(RNS) — In 2019, when I began studying the “new religions” of the American spiritual landscape, it became clear to me that what was defining American religion (and politics) was not our ecclesiastical establishment but new folk faiths — wellness culture, modern witchcraft, alt-right-adjacent atavist movements.
Even so, I would never have predicted QAnon.
QAnon is a lattice of conspiracy theories blended with so-called “insider information” from an anonymous government official-turned-informant known as Q. The gist of Q’s warnings is that the federal government has been infiltrated by a satanic pedophiliac conspiracy, largely peopled by top Democrats and deep state denizens, and that Trump is part of a wider sting operation to stop it.
A variety of equally outlandish adjacent storylines — for instance, that vaccines are part of Bill Gates’ plan for mind control, or that furniture company Wayfair is smuggling trafficked children in its cabinets — rest on the same fundamental premise: We can’t trust the elites in power; we can’t trust the information we’ve been given; the only way to save society is to destroy its institutions.
Unlike some of the alt-right strains from which it derives, QAnon doesn’t fetishize the past, real or imagined, so much as it highlights the horror of the present.
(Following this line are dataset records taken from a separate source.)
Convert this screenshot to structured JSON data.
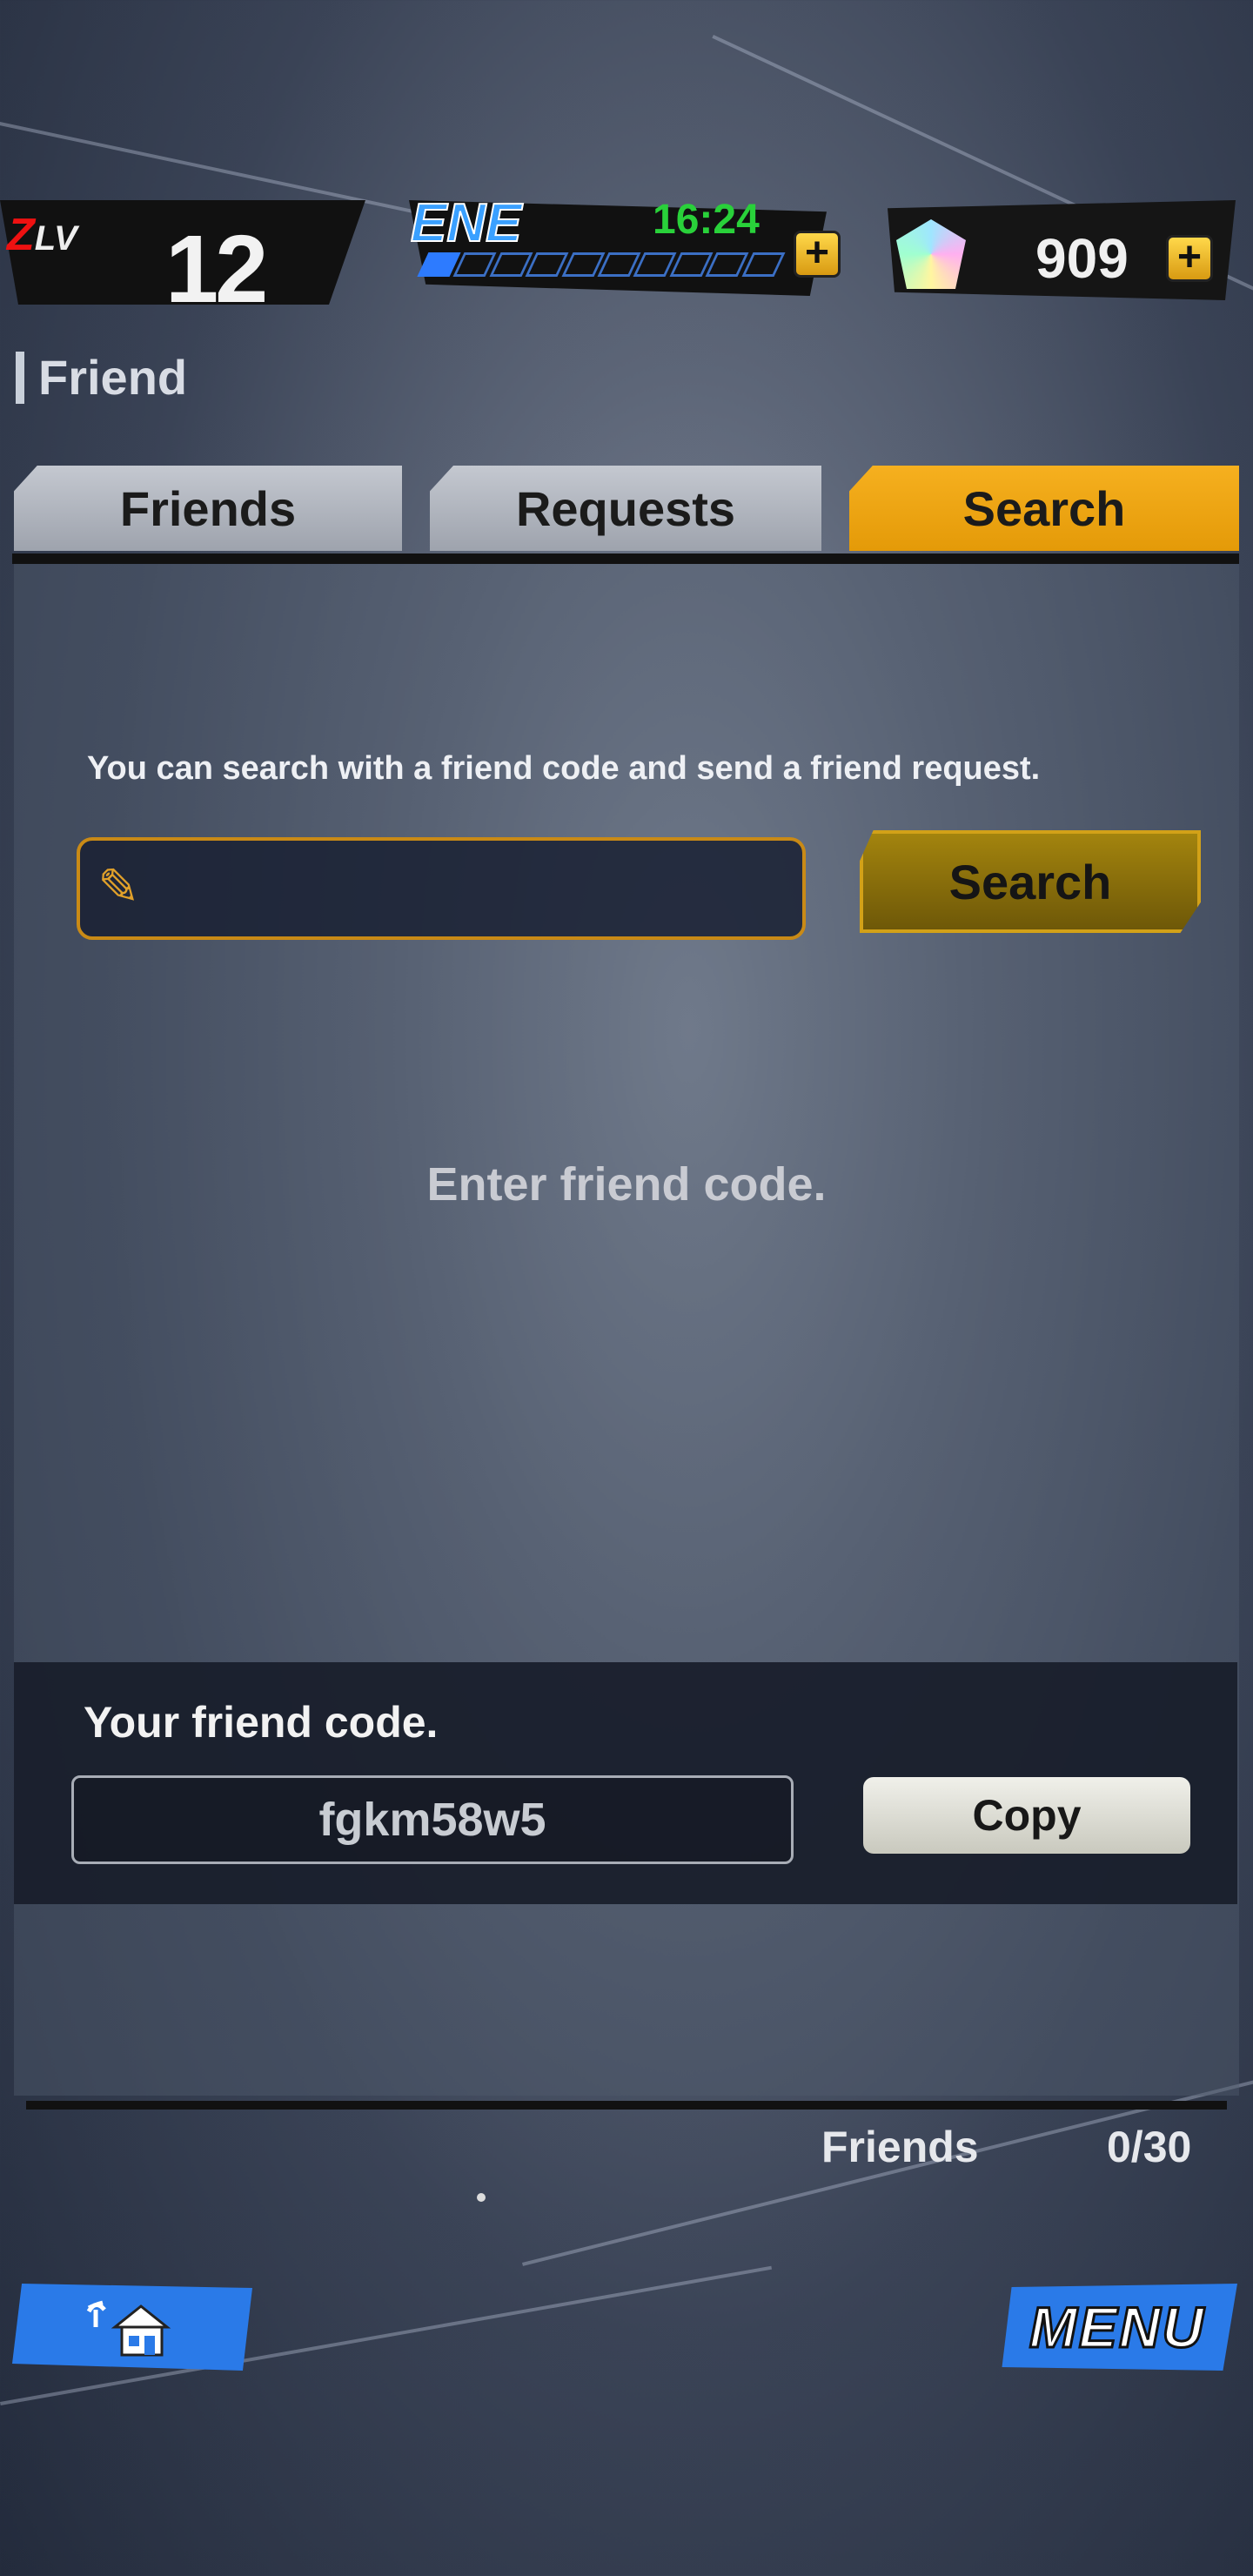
{
  "status": {
    "level_tag_z": "Z",
    "level_tag_lv": "LV",
    "level_value": "12",
    "energy_tag": "ENE",
    "energy_timer": "16:24",
    "energy_fraction": 0.1,
    "energy_plus": "+",
    "gems_count": "909",
    "gems_plus": "+"
  },
  "header": {
    "title": "Friend"
  },
  "tabs": [
    {
      "label": "Friends",
      "active": false
    },
    {
      "label": "Requests",
      "active": false
    },
    {
      "label": "Search",
      "active": true
    }
  ],
  "search": {
    "hint": "You can search with a friend code and send a friend request.",
    "input_value": "",
    "button_label": "Search",
    "empty_message": "Enter friend code."
  },
  "my_code": {
    "label": "Your friend code.",
    "value": "fgkm58w5",
    "copy_label": "Copy"
  },
  "footer": {
    "friends_label": "Friends",
    "friends_count": "0/30",
    "menu_label": "MENU"
  },
  "colors": {
    "tab_active": "#f0a810",
    "tab_inactive": "#b4b8c0",
    "energy_timer": "#29d13a",
    "accent_blue": "#2a7ae8"
  },
  "icons": {
    "pencil": "pencil-icon",
    "home": "home-icon",
    "gem": "gem-icon"
  }
}
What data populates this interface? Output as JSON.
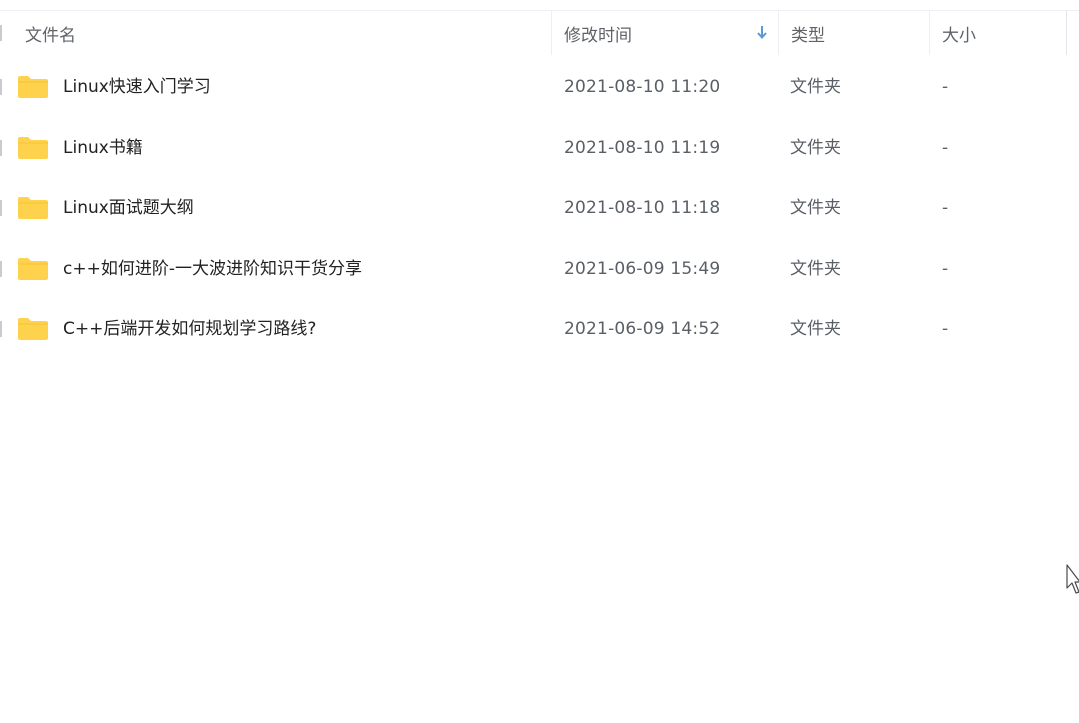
{
  "header": {
    "name_label": "文件名",
    "mtime_label": "修改时间",
    "type_label": "类型",
    "size_label": "大小",
    "sort_icon": "arrow-down-icon",
    "sort_color": "#5b9bd5"
  },
  "folder_color": "#ffd24d",
  "files": [
    {
      "name": "Linux快速入门学习",
      "mtime": "2021-08-10 11:20",
      "type": "文件夹",
      "size": "-"
    },
    {
      "name": "Linux书籍",
      "mtime": "2021-08-10 11:19",
      "type": "文件夹",
      "size": "-"
    },
    {
      "name": "Linux面试题大纲",
      "mtime": "2021-08-10 11:18",
      "type": "文件夹",
      "size": "-"
    },
    {
      "name": "c++如何进阶-一大波进阶知识干货分享",
      "mtime": "2021-06-09 15:49",
      "type": "文件夹",
      "size": "-"
    },
    {
      "name": "C++后端开发如何规划学习路线?",
      "mtime": "2021-06-09 14:52",
      "type": "文件夹",
      "size": "-"
    }
  ]
}
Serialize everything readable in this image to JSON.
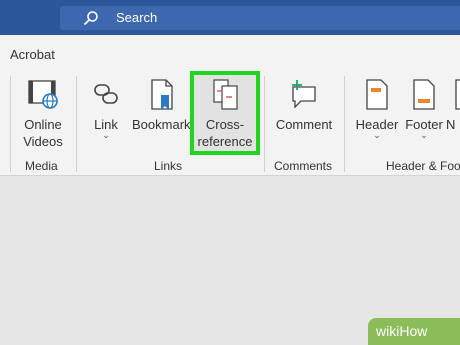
{
  "search": {
    "label": "Search"
  },
  "tab": {
    "label": "Acrobat"
  },
  "buttons": {
    "online_videos": "Online\nVideos",
    "link": "Link",
    "bookmark": "Bookmark",
    "cross_reference": "Cross-\nreference",
    "comment": "Comment",
    "header": "Header",
    "footer": "Footer",
    "partial": "N"
  },
  "groups": {
    "media": "Media",
    "links": "Links",
    "comments": "Comments",
    "header_footer": "Header & Foo"
  },
  "highlight_color": "#21d41f",
  "watermark": "wikiHow"
}
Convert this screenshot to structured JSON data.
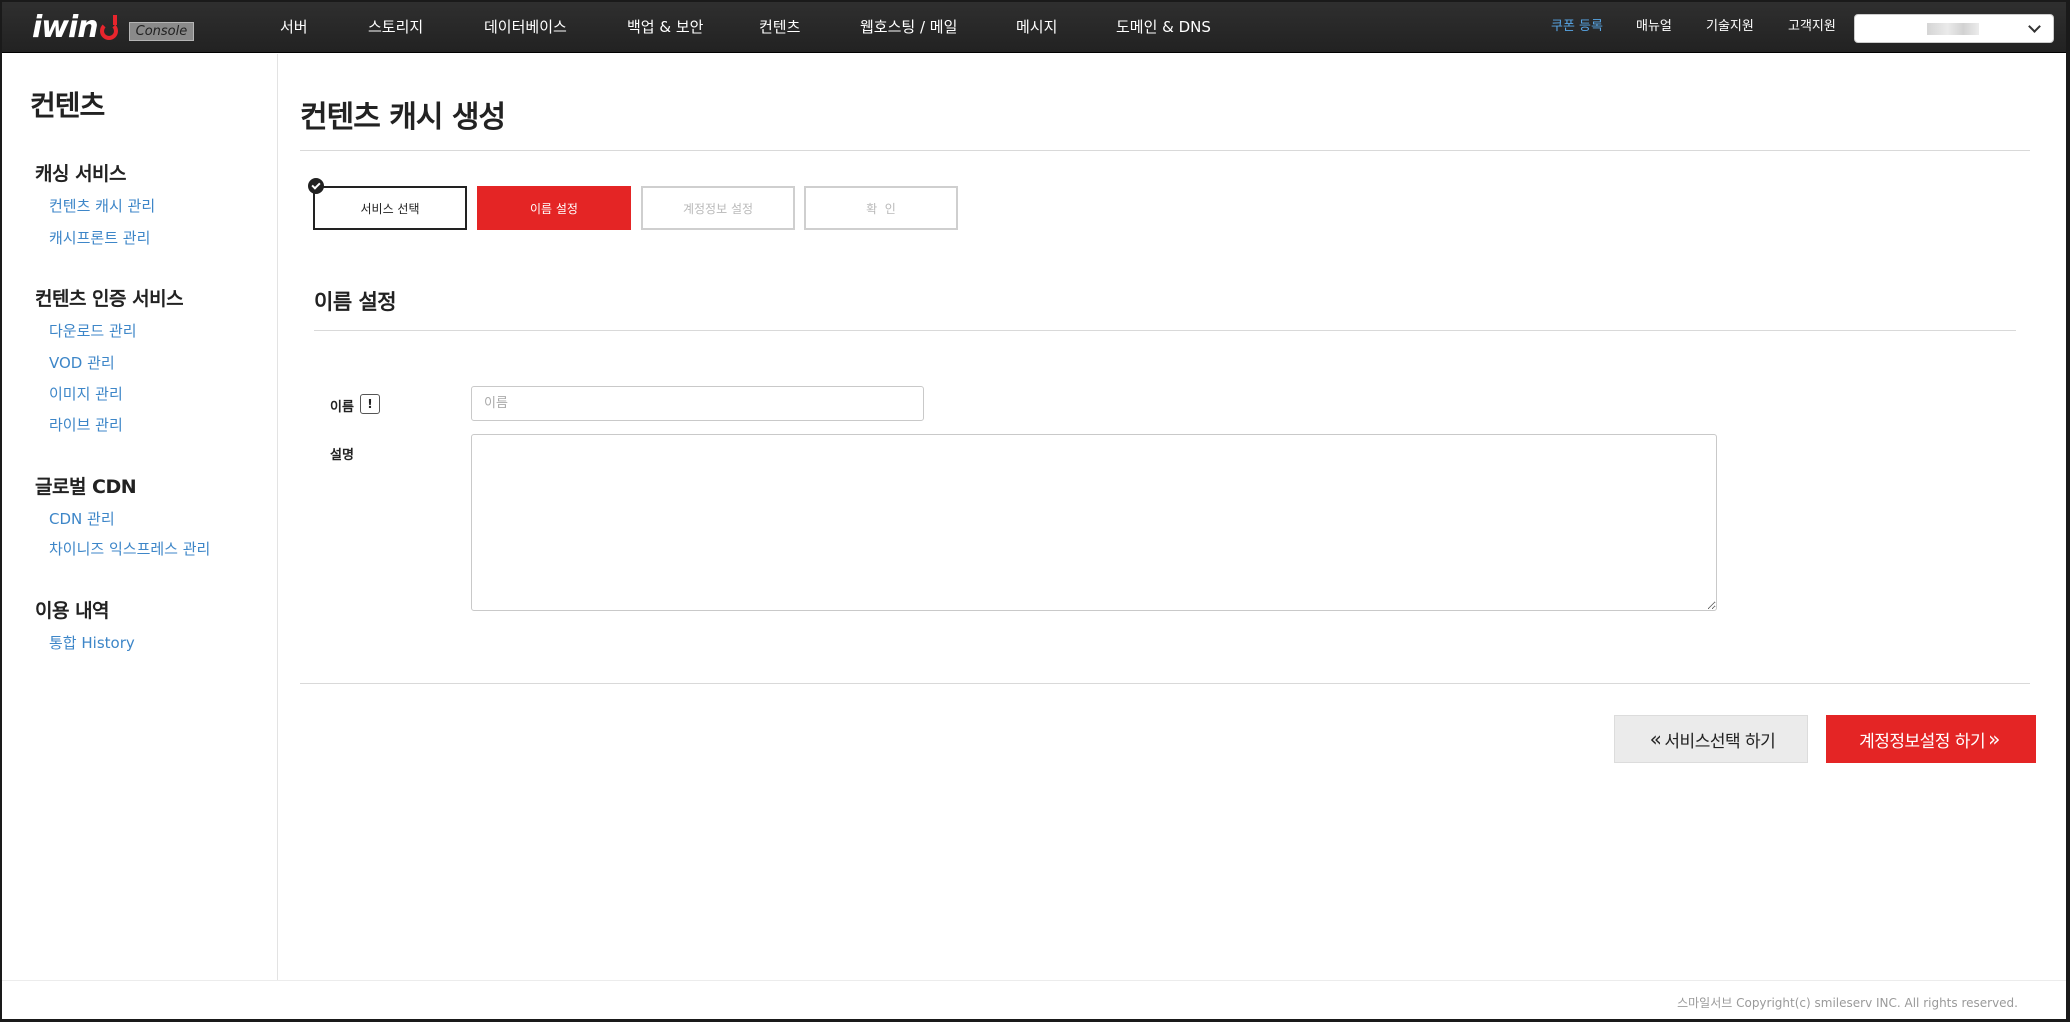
{
  "brand": {
    "logo_text": "iwin",
    "badge": "Console"
  },
  "nav": {
    "items": [
      "서버",
      "스토리지",
      "데이터베이스",
      "백업 & 보안",
      "컨텐츠",
      "웹호스팅 / 메일",
      "메시지",
      "도메인 & DNS"
    ]
  },
  "util_nav": {
    "coupon": "쿠폰 등록",
    "manual": "매뉴얼",
    "tech_support": "기술지원",
    "customer_support": "고객지원"
  },
  "sidebar": {
    "title": "컨텐츠",
    "groups": [
      {
        "title": "캐싱 서비스",
        "links": [
          "컨텐츠 캐시 관리",
          "캐시프론트 관리"
        ]
      },
      {
        "title": "컨텐츠 인증 서비스",
        "links": [
          "다운로드 관리",
          "VOD 관리",
          "이미지 관리",
          "라이브 관리"
        ]
      },
      {
        "title": "글로벌 CDN",
        "links": [
          "CDN 관리",
          "차이니즈 익스프레스 관리"
        ]
      },
      {
        "title": "이용 내역",
        "links": [
          "통합 History"
        ]
      }
    ]
  },
  "main": {
    "page_title": "컨텐츠 캐시 생성",
    "steps": [
      {
        "label": "서비스 선택",
        "state": "completed"
      },
      {
        "label": "이름 설정",
        "state": "active"
      },
      {
        "label": "계정정보 설정",
        "state": "pending"
      },
      {
        "label": "확  인",
        "state": "pending"
      }
    ],
    "section_title": "이름 설정",
    "form": {
      "name_label": "이름",
      "name_info_icon": "!",
      "name_placeholder": "이름",
      "name_value": "",
      "description_label": "설명",
      "description_value": ""
    },
    "buttons": {
      "prev_label": "서비스선택 하기",
      "next_label": "계정정보설정 하기",
      "prev_arrow": "«",
      "next_arrow": "»"
    }
  },
  "footer": {
    "copyright": "스마일서브 Copyright(c) smileserv INC. All rights reserved."
  },
  "colors": {
    "accent": "#e42525",
    "link": "#3d86c8",
    "coupon": "#58a6e6",
    "topbar": "#2a2a2a"
  },
  "icons": {
    "step_done": "check-circle-icon",
    "dropdown": "chevron-down-icon",
    "info": "exclamation-icon",
    "logo": "power-icon"
  }
}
By combining elements of folk faith, especially its anti-institutionalism, QAnon has succeeded in expanding from its core of committed political reactionaries to capture many who simply feel as if they can’t trust, or stand, the world as it is. >
The distance between QAnon’s MAGA-hatted reactionaries and Goopsters in yoga pants may seem wide, but it’s not so difficult to see how it has infiltrated wellness culture, which is not above indulging in conspiracy theories about Big Pharma and GMOs and, of course, vaccines.
QAnon has little by way of a coherent internal structure, but the little it does have owes a debt to the long tradition of American intuitionalism — the philosophy that our hunches can be as or more correct as what we know through reason or evidence. You can’t trust anybody, the ideology goes, especially not anybody in control.
The same self-focused attitudes that govern wellness culture — a vision of the transcendent, resplendent self, throwing off the shackles imposed by a false society — underpin the QAnon vision. The seeker-self is possessed of special wisdom that allows it to look past the veil of illusion drawn by mainstream media and scientific sources.
But QAnon goes further — or rather, it takes a turn down a blind alley. It sates alienated Americans’ desire to see the world how it really is while actually only sating our basest instincts for commercial entertainment. The cosmic tale woven by QAnon — good versus evil, secret lizard people versus a Trumpian, “Die Hard”-style, unheralded hero — owes less to religious ideology than it does Hollywood blockbusters.
At its core, QAnon’s story provides a vague sense of meaning, but a definitive sense of excitement: The seeker-adherent gets to play the role of the archetypical roguish hero. QAnon’s eschatological thrill mimics that cathartic chaos of a Mad Max movie: a post-apocalyptic landscape where the fantasy of burning down the system promises “renewal.” But it’s almost impossible to locate in QAnon what the revolutionary agenda might be. It looks more like pure nihilistic entertainment, life as a video game.
It’s not wrong, in other words, to call QAnon a kind of religion. But it is a religion of the self. Its “shamans,” “Vikings” and “patriots” claim to turn away from the corruption of the modern world but end up exemplifying our commercial internet age. It may claim to try to tear down the hierarchies of modern power, but at its core, it reinforces them.